The UK's standard VAT rate (20%) and the EU's modal rate are similar. The UK's VAT registration threshold is significantly higher than most EU countries (£90,000 vs Germany's €22,000 or France's €36,800). Post-Brexit, UK businesses selling to EU consumers no longer benefit from the EU OSS system for UK sales — they may need to register in individual EU member states or use a fiscal representative. EU businesses selling into the UK must register for UK VAT if they exceed the £90,000 threshold. For digital services, the UK removed the £0 threshold regime and uses a different system from EU OSS.
Yes — in the EU and UK, consumer prices must be displayed VAT-inclusive. The 20% UK VAT, 19% German MwSt, or 20% French TVA is baked into the listed price. This differs from the US, where sales tax is added at the checkout after the listed price. For businesses, this matters: European B2B transactions typically show the net price and VAT separately on invoices, with the VAT being reclaimable as input tax. When comparing consumer prices between Europe and the US, European prices appear higher partly because tax is already included.
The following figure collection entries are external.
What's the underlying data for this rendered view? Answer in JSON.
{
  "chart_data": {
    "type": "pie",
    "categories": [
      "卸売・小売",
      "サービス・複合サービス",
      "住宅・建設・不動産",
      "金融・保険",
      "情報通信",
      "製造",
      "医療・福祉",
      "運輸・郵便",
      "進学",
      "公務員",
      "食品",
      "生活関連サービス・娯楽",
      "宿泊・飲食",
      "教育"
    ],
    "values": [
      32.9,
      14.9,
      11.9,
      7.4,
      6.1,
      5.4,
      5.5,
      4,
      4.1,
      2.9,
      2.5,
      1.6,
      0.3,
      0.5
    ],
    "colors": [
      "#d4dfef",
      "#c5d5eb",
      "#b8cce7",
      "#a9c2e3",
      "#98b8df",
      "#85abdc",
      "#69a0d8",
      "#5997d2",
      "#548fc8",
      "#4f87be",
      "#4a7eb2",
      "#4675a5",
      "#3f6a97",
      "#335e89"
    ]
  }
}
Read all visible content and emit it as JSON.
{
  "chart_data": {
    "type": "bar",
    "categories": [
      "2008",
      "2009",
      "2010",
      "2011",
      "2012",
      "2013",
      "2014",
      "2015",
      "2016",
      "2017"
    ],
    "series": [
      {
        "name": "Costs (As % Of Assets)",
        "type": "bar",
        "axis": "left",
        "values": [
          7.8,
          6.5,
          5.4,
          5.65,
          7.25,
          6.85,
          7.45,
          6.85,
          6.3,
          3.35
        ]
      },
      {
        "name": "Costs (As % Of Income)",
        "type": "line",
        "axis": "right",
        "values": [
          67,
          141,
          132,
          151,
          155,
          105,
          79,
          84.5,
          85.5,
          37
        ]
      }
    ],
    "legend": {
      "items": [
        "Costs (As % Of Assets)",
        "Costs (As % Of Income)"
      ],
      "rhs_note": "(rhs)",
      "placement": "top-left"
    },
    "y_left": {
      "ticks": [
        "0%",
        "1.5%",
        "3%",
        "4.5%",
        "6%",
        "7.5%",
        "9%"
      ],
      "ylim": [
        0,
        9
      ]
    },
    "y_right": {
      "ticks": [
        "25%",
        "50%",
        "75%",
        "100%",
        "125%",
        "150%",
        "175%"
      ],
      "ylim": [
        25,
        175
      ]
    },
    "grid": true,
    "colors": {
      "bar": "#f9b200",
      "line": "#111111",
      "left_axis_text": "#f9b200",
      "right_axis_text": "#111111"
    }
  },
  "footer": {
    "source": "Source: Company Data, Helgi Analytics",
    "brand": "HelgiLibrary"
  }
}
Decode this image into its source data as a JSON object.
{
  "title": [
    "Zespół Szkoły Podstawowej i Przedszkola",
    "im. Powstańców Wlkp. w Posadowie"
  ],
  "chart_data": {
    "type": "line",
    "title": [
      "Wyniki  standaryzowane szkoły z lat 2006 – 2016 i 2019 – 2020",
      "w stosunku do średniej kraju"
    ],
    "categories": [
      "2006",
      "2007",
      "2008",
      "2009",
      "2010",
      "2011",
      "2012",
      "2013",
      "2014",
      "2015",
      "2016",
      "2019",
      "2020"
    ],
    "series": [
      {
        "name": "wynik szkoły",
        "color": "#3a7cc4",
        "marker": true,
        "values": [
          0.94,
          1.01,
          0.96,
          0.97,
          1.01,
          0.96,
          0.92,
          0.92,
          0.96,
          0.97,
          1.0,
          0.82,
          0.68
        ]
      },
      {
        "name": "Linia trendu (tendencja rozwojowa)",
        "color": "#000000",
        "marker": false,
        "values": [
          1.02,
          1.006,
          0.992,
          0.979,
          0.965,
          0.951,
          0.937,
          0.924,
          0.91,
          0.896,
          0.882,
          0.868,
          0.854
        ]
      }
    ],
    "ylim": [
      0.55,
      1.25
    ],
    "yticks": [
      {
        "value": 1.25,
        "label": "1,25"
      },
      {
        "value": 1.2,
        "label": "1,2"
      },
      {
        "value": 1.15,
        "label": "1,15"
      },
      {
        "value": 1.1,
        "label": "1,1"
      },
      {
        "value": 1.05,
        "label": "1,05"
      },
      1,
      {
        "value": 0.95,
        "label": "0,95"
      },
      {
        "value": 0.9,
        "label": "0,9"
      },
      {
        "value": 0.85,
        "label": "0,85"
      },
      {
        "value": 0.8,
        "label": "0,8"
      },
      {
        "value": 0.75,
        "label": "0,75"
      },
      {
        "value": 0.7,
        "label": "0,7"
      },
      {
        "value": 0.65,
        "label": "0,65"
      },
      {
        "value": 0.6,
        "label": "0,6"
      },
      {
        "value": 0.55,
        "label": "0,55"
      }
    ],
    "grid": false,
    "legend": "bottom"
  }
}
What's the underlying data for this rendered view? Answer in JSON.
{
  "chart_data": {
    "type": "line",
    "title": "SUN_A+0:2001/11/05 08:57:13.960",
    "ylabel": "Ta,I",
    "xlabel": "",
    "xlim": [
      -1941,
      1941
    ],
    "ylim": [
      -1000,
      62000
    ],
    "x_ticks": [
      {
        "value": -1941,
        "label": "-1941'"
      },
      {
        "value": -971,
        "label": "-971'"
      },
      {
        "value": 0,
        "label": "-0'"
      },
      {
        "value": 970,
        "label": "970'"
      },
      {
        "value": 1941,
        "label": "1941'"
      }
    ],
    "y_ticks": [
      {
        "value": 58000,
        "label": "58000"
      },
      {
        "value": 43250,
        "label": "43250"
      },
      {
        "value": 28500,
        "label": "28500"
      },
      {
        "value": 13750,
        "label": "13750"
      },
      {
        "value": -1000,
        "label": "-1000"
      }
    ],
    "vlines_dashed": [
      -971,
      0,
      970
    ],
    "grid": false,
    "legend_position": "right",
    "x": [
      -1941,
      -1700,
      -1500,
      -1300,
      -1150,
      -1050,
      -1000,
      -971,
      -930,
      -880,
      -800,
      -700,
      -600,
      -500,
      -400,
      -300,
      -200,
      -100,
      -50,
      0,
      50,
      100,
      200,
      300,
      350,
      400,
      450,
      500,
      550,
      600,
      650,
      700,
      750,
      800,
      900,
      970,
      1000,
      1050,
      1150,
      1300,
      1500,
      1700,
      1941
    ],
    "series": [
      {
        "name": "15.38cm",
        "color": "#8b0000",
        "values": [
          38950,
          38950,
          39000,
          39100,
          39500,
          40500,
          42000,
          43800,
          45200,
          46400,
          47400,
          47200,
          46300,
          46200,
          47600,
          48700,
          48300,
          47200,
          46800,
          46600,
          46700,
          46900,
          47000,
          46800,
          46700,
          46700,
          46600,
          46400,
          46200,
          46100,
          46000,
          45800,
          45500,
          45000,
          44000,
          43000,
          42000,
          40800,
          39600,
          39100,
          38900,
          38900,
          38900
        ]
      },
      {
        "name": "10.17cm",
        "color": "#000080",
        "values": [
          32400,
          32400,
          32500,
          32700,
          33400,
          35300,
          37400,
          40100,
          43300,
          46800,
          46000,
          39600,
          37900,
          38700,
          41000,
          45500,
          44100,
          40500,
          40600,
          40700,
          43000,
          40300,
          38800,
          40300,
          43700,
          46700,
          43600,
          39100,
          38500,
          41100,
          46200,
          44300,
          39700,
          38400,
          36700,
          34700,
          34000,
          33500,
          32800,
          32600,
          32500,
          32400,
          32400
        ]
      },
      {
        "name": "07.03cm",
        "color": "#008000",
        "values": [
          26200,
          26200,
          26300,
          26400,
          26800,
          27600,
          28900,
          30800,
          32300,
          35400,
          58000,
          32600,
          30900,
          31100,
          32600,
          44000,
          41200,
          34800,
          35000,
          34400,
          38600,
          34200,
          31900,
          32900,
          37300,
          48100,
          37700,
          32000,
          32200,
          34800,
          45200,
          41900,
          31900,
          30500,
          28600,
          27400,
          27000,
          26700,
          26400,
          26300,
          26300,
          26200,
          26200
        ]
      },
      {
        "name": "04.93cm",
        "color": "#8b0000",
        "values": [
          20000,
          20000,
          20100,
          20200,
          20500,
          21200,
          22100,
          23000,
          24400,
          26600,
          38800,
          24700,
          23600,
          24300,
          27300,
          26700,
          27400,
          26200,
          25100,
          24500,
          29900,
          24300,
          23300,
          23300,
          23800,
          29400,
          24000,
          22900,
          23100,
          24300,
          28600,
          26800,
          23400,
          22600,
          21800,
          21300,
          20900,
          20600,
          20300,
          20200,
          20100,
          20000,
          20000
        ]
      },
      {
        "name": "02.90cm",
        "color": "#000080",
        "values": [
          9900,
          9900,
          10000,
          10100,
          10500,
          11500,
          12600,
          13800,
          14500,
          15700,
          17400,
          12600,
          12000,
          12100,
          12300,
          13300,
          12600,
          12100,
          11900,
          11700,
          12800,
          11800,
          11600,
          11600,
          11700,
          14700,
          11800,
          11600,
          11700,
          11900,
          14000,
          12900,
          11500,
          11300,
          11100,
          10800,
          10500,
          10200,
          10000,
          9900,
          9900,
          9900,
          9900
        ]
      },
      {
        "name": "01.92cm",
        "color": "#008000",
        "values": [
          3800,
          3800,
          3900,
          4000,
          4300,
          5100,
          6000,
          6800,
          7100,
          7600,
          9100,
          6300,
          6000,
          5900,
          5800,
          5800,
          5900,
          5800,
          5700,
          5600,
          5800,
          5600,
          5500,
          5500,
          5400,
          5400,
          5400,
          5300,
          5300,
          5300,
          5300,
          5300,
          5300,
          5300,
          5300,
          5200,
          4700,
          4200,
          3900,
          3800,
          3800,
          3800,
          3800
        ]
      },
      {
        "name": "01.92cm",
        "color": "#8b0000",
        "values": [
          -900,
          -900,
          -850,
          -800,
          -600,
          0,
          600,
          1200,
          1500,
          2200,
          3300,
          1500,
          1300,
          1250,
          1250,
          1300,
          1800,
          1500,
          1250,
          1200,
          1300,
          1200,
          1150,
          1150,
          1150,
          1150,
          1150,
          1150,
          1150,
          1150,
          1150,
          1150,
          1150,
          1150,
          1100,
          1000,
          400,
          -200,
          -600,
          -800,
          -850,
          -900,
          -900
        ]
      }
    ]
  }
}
In most cases, individual digital nomads (non-VAT registered individuals) cannot reclaim VAT on personal purchases. However: if you are VAT-registered as a business (sole trader, freelancer with business registration), you can reclaim input VAT on business expenses in most EU and UK systems. Within the EU, VAT-registered businesses can reclaim input VAT on business purchases. Non-EU visitors purchasing goods in the EU may be eligible for VAT refund at the point of departure (minimum purchase thresholds apply; scheme varies by country; some countries eliminated tourist VAT refund post-COVID). Airport VAT refund services (Premier Tax Free, Global Blue) facilitate this for high-value retail purchases.